Published online by Cambridge University Press: 02 December 2009
In this chapter, I turn to Lavialle's school in the most recent period considered in this book, that of the early 1980s. Because of the centralized nature of French education, parents in Lavialle have been constrained in their ability to influence schooling directly. They have, nevertheless, adopted effective ways to influence the education of their children. Both positive and negative forms of influence have been used by families, which can be considered as forms of accommodation and forms of resistance. As was seen in the previous chapter, the strategies which families adopt in order to influence schooling vary according to their own perceived needs and the avenues for influence available to them. During the period under consideration here, forms of resistance to the school and teachers were striking. These were, for the most part, responses to changing circumstances and reflect the overall stance of conservatism in Lavialle that has, paradoxically, helped it to survive as a viable community.
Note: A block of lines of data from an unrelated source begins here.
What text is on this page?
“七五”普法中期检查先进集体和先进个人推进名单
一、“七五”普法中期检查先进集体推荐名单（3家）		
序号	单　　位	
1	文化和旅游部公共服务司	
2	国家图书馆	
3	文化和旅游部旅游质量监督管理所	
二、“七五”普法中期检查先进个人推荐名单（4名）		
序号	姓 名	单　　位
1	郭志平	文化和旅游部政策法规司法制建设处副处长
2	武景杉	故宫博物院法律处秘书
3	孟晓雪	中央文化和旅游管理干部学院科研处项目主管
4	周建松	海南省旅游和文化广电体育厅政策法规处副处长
These educational strategies did not reflect a total resistance to learning, or to all aspects of schooling. Rather, they were forms of influence on the schooling that children experienced.
My fieldwork in Lavialle coincided with several important events at both national and local levels. First, 1981 marked the beginning of the celebration of the centennial of the Ferry laws establishing universal public primary education in France. This was also the year of the landmark 1981 French presidential elections, in which a Socialist president was elected for the first time in fifty years.